De la Trinidad, Ricardo de San Víctor

 [De Trinitate]. Obra teológica en seis libros, sobre la doctrina de la unidad de la. naturaleza divina y la trinidad de las personas, de Ricardo de San Víctor (m. 1173), teólogo místico de origen escocés o irlandés.

Es el único de sus gran­des escritos que tiene un carácter exclusi­vamente especulativo y verdaderamente original, y que permite conocer la doctrina teológica peculiar del autor. Vicente de Beauvais la consideró como la más impor­tante de sus obras. En un «Prólogo», Ricar­do pide a los cristianos que «se esfuercen constantemente en comprender con la razón lo que ellos mantienen por la fe». En los dos primeros libros trata de la unidad de Dios, desde el punto de vista de la razón. De la existencia de Dios aduce tres prue­bas: la contingencia de las criaturas, la jerarquía de los grados del ser y la poten­cia del ser. Es el primero en hacer uso del argumento «a posteriori» del principio de causalidad, contenido en la primera prueba; pero también excluye la necesidad de que un ser «causado» pueda no ser eterno, «algo así como si la causa debiera preceder nece­sariamente al efecto». «El rayo de sol, ¿es acaso posterior a él?».

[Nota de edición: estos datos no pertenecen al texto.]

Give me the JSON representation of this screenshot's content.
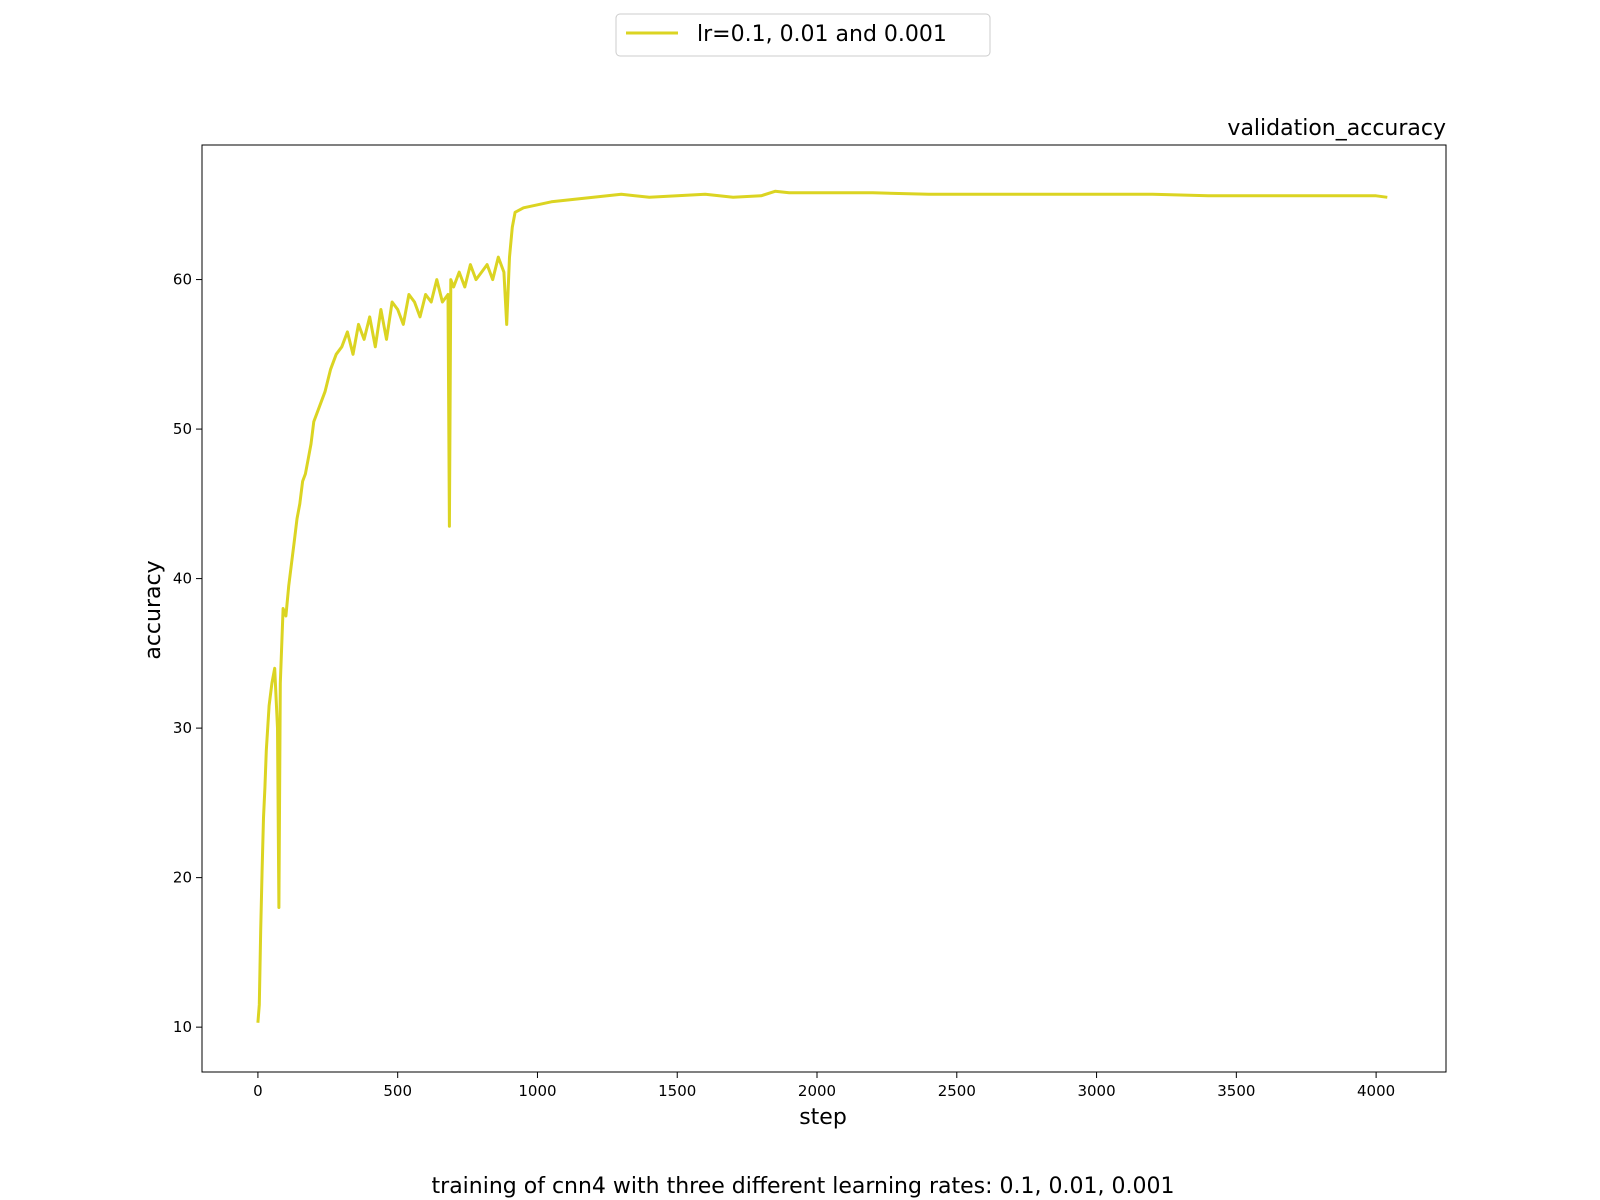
{
  "chart_data": {
    "type": "line",
    "title": "validation_accuracy",
    "xlabel": "step",
    "ylabel": "accuracy",
    "caption": "training of cnn4 with three different learning rates: 0.1, 0.01, 0.001",
    "xlim": [
      -200,
      4250
    ],
    "ylim": [
      7,
      69
    ],
    "xticks": [
      0,
      500,
      1000,
      1500,
      2000,
      2500,
      3000,
      3500,
      4000
    ],
    "yticks": [
      10,
      20,
      30,
      40,
      50,
      60
    ],
    "grid": false,
    "legend_position": "top-center",
    "series": [
      {
        "name": "lr=0.1, 0.01 and 0.001",
        "color": "#dbd422",
        "x": [
          0,
          5,
          10,
          15,
          20,
          25,
          30,
          40,
          50,
          60,
          70,
          75,
          80,
          90,
          100,
          110,
          120,
          130,
          140,
          150,
          160,
          170,
          180,
          190,
          200,
          220,
          240,
          260,
          280,
          300,
          320,
          340,
          360,
          380,
          400,
          420,
          440,
          460,
          480,
          500,
          520,
          540,
          560,
          580,
          600,
          620,
          640,
          660,
          680,
          685,
          690,
          700,
          720,
          740,
          760,
          780,
          800,
          820,
          840,
          860,
          880,
          890,
          900,
          910,
          920,
          950,
          1000,
          1050,
          1100,
          1200,
          1300,
          1400,
          1500,
          1600,
          1700,
          1800,
          1850,
          1900,
          2000,
          2200,
          2400,
          2600,
          2800,
          3000,
          3200,
          3400,
          3600,
          3800,
          4000,
          4040
        ],
        "y": [
          10.3,
          11.5,
          16.5,
          20.5,
          24,
          26,
          28.5,
          31.5,
          33,
          34,
          30,
          18,
          33,
          38,
          37.5,
          39.5,
          41,
          42.5,
          44,
          45,
          46.5,
          47,
          48,
          49,
          50.5,
          51.5,
          52.5,
          54,
          55,
          55.5,
          56.5,
          55,
          57,
          56,
          57.5,
          55.5,
          58,
          56,
          58.5,
          58,
          57,
          59,
          58.5,
          57.5,
          59,
          58.5,
          60,
          58.5,
          59,
          43.5,
          60,
          59.5,
          60.5,
          59.5,
          61,
          60,
          60.5,
          61,
          60,
          61.5,
          60.5,
          57,
          61.5,
          63.5,
          64.5,
          64.8,
          65,
          65.2,
          65.3,
          65.5,
          65.7,
          65.5,
          65.6,
          65.7,
          65.5,
          65.6,
          65.9,
          65.8,
          65.8,
          65.8,
          65.7,
          65.7,
          65.7,
          65.7,
          65.7,
          65.6,
          65.6,
          65.6,
          65.6,
          65.5
        ]
      }
    ]
  }
}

Pasa entonces a de­mostrar la unidad de la sustancia suprema y a estudiar los atributos divinos: eternidad, inmensidad, sabiduría y poder, que son idénticos a la sustancia divina. En el tercer libro observa que escasean en los Padres de la Iglesia las pruebas racionales de la Tri­nidad y la verdad de la fe, y trata de cimentarlas. Dios, sumo amor, debe tender a un objeto digno de Él; por consiguiente, de naturaleza divina. Por otra parte, si ninguna persona participase de la plenitud de la gloria divina, su felicidad no sería per­fecta; y debe excluirse que Dios no haya querido o podido participarla. Quien no ad­mite la claridad de estas pruebas no puede ser más que «insanus». Las personas amadas por Dios con la plenitud de su amor deben ser dignas y, por lo tanto, iguales a Él y consustanciales. Entonces Ricardo se aplica a demostrar que la plenitud del amor divi­no exige un «condilectus», una tercera per­sona, sin la cual el amor entre las dos pri­meras no sería perfecto.

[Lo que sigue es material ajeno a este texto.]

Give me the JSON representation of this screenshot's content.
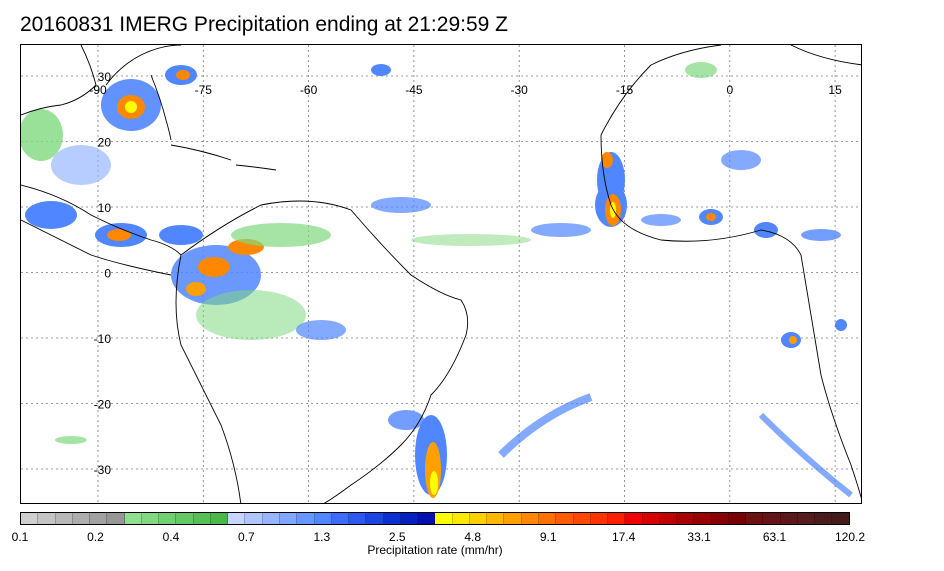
{
  "title": "20160831 IMERG Precipitation ending at 21:29:59 Z",
  "map": {
    "lon_labels": [
      "-90",
      "-75",
      "-60",
      "-45",
      "-30",
      "-15",
      "0",
      "15"
    ],
    "lat_labels": [
      "30",
      "20",
      "10",
      "0",
      "-10",
      "-20",
      "-30"
    ],
    "grid": "dotted",
    "land_fill": "#ffffff",
    "coastline_color": "#000000"
  },
  "colorbar": {
    "title": "Precipitation rate (mm/hr)",
    "tick_labels": [
      "0.1",
      "0.2",
      "0.4",
      "0.7",
      "1.3",
      "2.5",
      "4.8",
      "9.1",
      "17.4",
      "33.1",
      "63.1",
      "120.2"
    ],
    "colors": [
      "#cfcfcf",
      "#c4c4c4",
      "#b8b8b8",
      "#adadad",
      "#a1a1a1",
      "#969696",
      "#8ee08e",
      "#80d880",
      "#72d072",
      "#64c864",
      "#56c056",
      "#48b848",
      "#c8d6ff",
      "#b0c6ff",
      "#98b6ff",
      "#80a6ff",
      "#6896ff",
      "#5086ff",
      "#3c6cff",
      "#2c58f0",
      "#1c44e0",
      "#0c30d0",
      "#0620c0",
      "#0010b0",
      "#ffff00",
      "#ffe800",
      "#ffd000",
      "#ffb800",
      "#ffa000",
      "#ff8800",
      "#ff7000",
      "#ff5c00",
      "#ff4800",
      "#ff3400",
      "#ff2000",
      "#f00000",
      "#d80000",
      "#c00000",
      "#a80000",
      "#980000",
      "#880000",
      "#780000",
      "#6c1010",
      "#641414",
      "#5c1818",
      "#541c1c",
      "#4c1c1c",
      "#441a1a"
    ]
  }
}
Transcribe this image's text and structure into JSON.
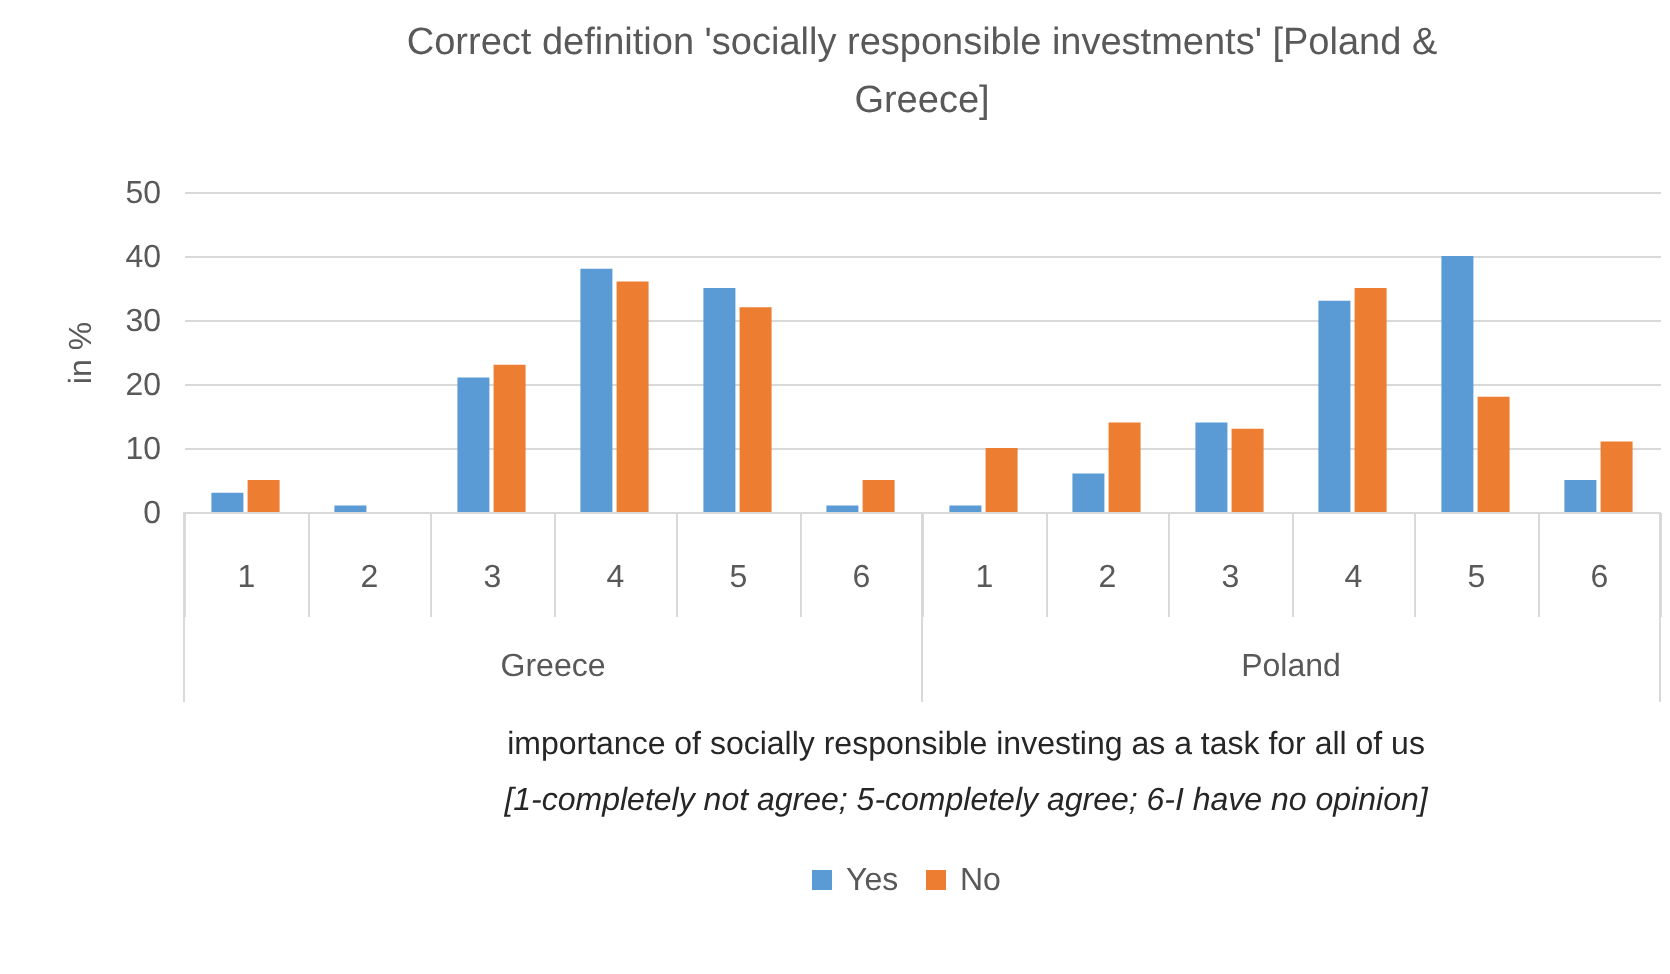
{
  "chart_data": {
    "type": "bar",
    "title": "Correct definition 'socially responsible investments' [Poland & Greece]",
    "categories": [
      "1",
      "2",
      "3",
      "4",
      "5",
      "6",
      "1",
      "2",
      "3",
      "4",
      "5",
      "6"
    ],
    "series": [
      {
        "name": "Yes",
        "color": "#5b9bd5",
        "values": [
          3,
          1,
          21,
          38,
          35,
          1,
          1,
          6,
          14,
          33,
          40,
          5
        ]
      },
      {
        "name": "No",
        "color": "#ed7d31",
        "values": [
          5,
          0,
          23,
          36,
          32,
          5,
          10,
          14,
          13,
          35,
          18,
          11
        ]
      }
    ],
    "ylabel": "in %",
    "xlabel": "importance of socially responsible investing as a task for all of us",
    "annotations": [
      "Greece",
      "Poland",
      "[1-completely not agree; 5-completely agree; 6-I have no opinion]"
    ],
    "ylim": [
      0,
      50
    ],
    "yticks": [
      0,
      10,
      20,
      30,
      40,
      50
    ],
    "grid": "y",
    "legend": "bottom"
  }
}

La plenitud de la sustancia divina pertenece a cada una de las tres personas. Del mismo modo que la diversidad sustancial de cuerpo y alma no destruye la unidad de la persona humana, así, en Dios, la diversidad de las personas no destruye la unidad de la sustancia. Es muy importante, al final de este libro, la crítica de Ricardo a la definición que Boe­cio da de la persona: «rationalis naturae individua substantia», que él quisiera susti­tuir por esta otra: «intellectualis naturae incomunicabilis existentia», porque la Tri­nidad es una «sustancia individual», pero no una persona. Tal sustitución no fue bien acogida por San Buenaventura ni por Santo Tomás; pero sí por Duns Scot, que la adop­tó en el Comentario (v. Obra de Oxford) al IV Libro de las Sentencias (v.). El quinto libro trata de las «Procesiones divinas». En Dios, una sola persona no procede de otra; la segunda procede de una sola; la tercera, de las otras dos; una sola da sin recibir; una da y recibe; la tercera recibe sin dar.

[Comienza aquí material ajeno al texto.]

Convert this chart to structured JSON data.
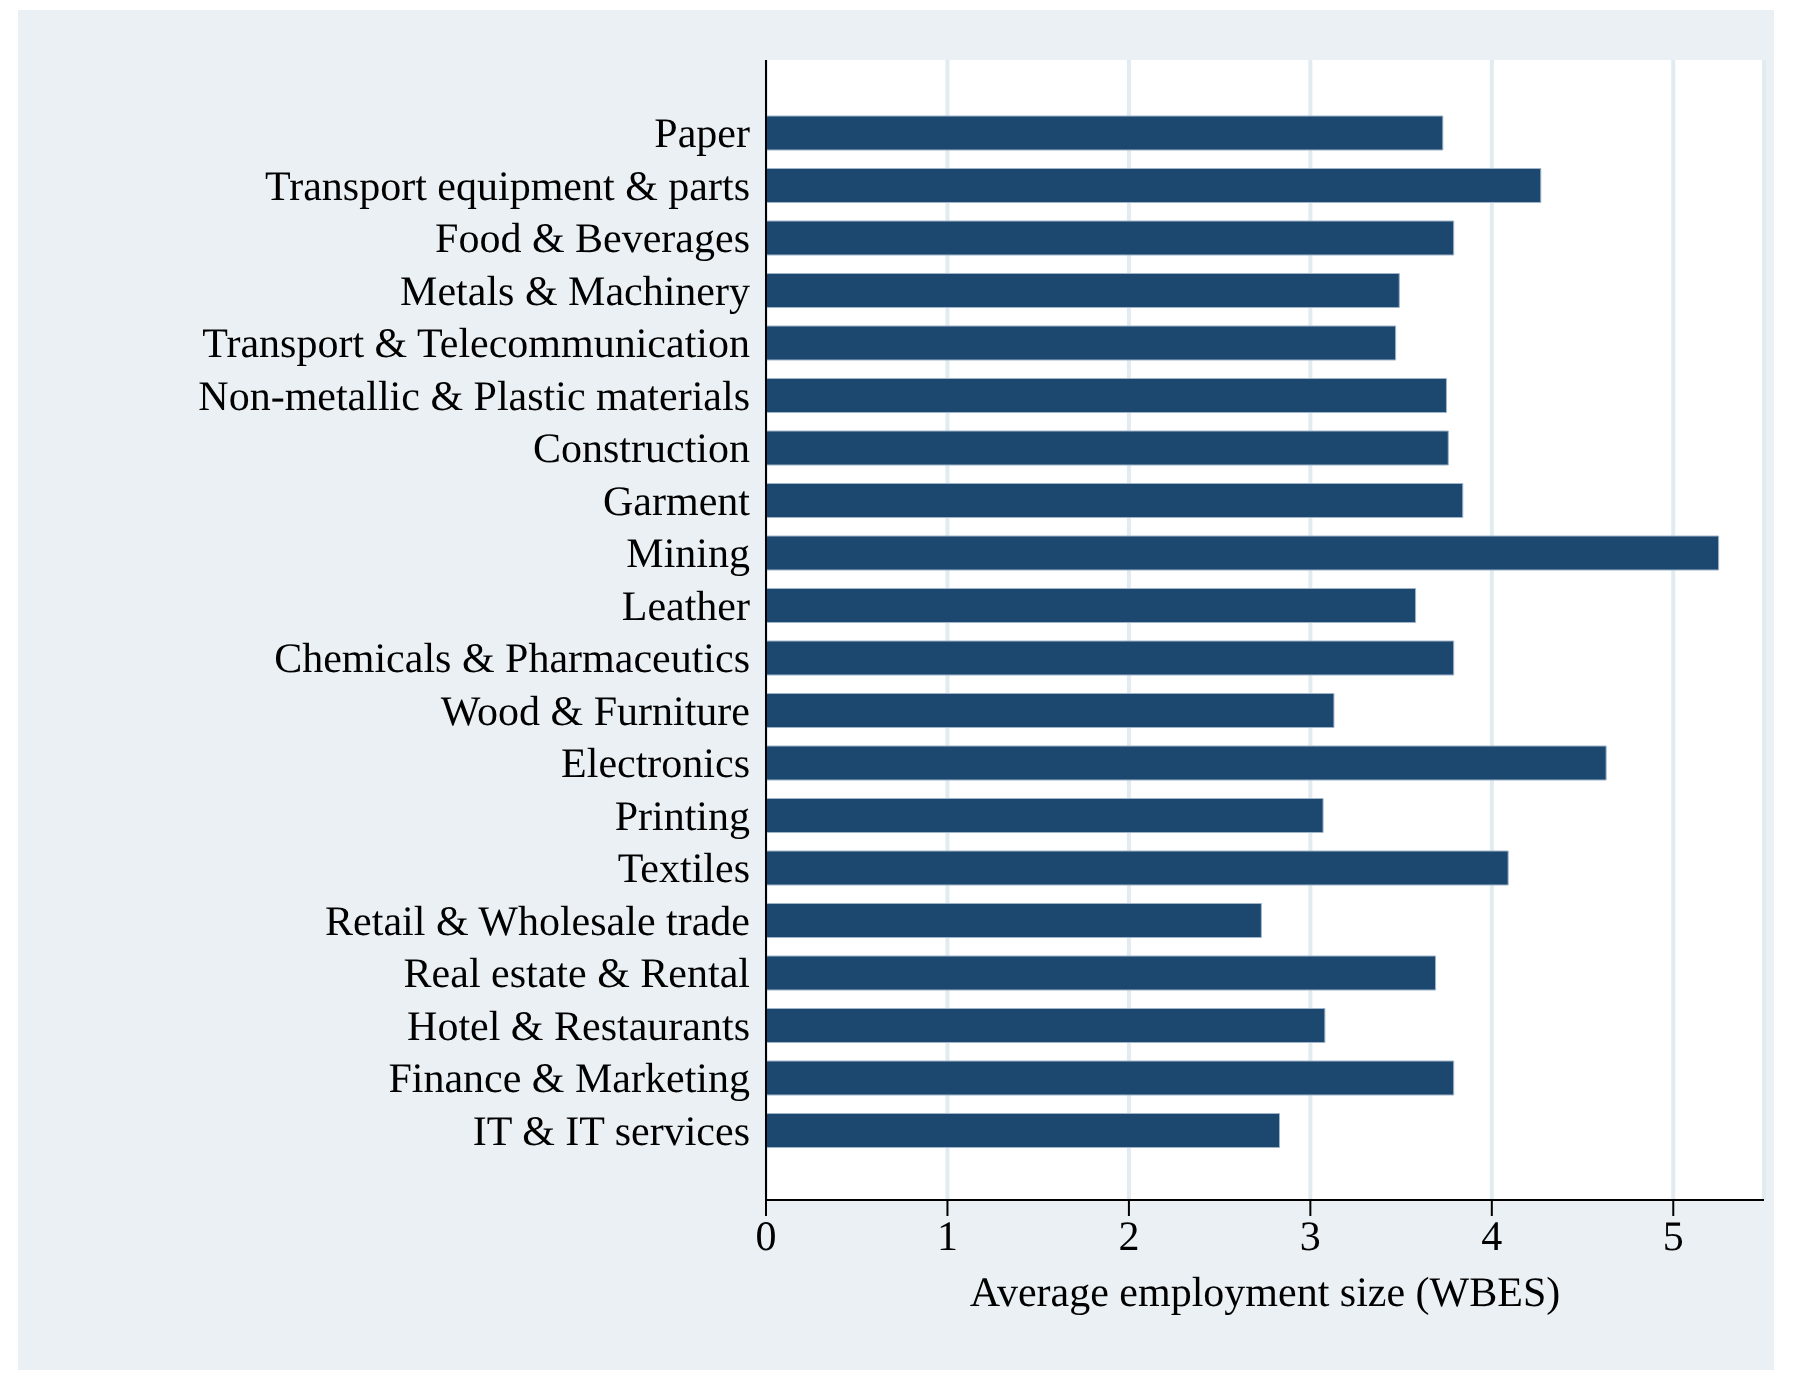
{
  "chart_data": {
    "type": "bar",
    "orientation": "horizontal",
    "xlabel": "Average employment size (WBES)",
    "categories": [
      "Paper",
      "Transport equipment & parts",
      "Food & Beverages",
      "Metals & Machinery",
      "Transport & Telecommunication",
      "Non-metallic & Plastic materials",
      "Construction",
      "Garment",
      "Mining",
      "Leather",
      "Chemicals & Pharmaceutics",
      "Wood & Furniture",
      "Electronics",
      "Printing",
      "Textiles",
      "Retail & Wholesale trade",
      "Real estate & Rental",
      "Hotel & Restaurants",
      "Finance & Marketing",
      "IT & IT services"
    ],
    "values": [
      3.73,
      4.27,
      3.79,
      3.49,
      3.47,
      3.75,
      3.76,
      3.84,
      5.25,
      3.58,
      3.79,
      3.13,
      4.63,
      3.07,
      4.09,
      2.73,
      3.69,
      3.08,
      3.79,
      2.83
    ],
    "color": "#1c4870",
    "xlim": [
      0,
      5.5
    ],
    "xticks": [
      0,
      1,
      2,
      3,
      4,
      5
    ],
    "grid": "x"
  }
}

El libro sexto está consagrado al estudio de la diferencia existente entre las proce­siones del Hijo y del Espíritu Santo. El Hijo es el Verbo de Dios, mediante el cual se manifiesta la sabiduría divina; el Espíritu es la plenitud del amor que se comunica a los hombres haciéndoles semejantes a sí, con sus «dones». De Trinitate termina con unos ejemplos explicativos del misterio de la unidad en las tres personas. Constituye una expresión decidida y audaz del «Fides quaerens intellectum», característico de este período de la Escolástica, iniciado por Abe­lardo y los «Victorinos». En primer término se mantiene este principio de fe: «Nisi credideritis non intelligetis». Santo Tomás, si bien no reconoce valor al argumento de Ricardo de que la «plenitud de la bondad y felicidad» exigiría la Trinidad, lo cita en la Suma teológica (v.) sin censura, y lo aprueba por haber dicho que todo lo que debe creerse ha de estar precedido de razo­nes necesarias, aunque sean inaccesibles para nuestro entendimiento.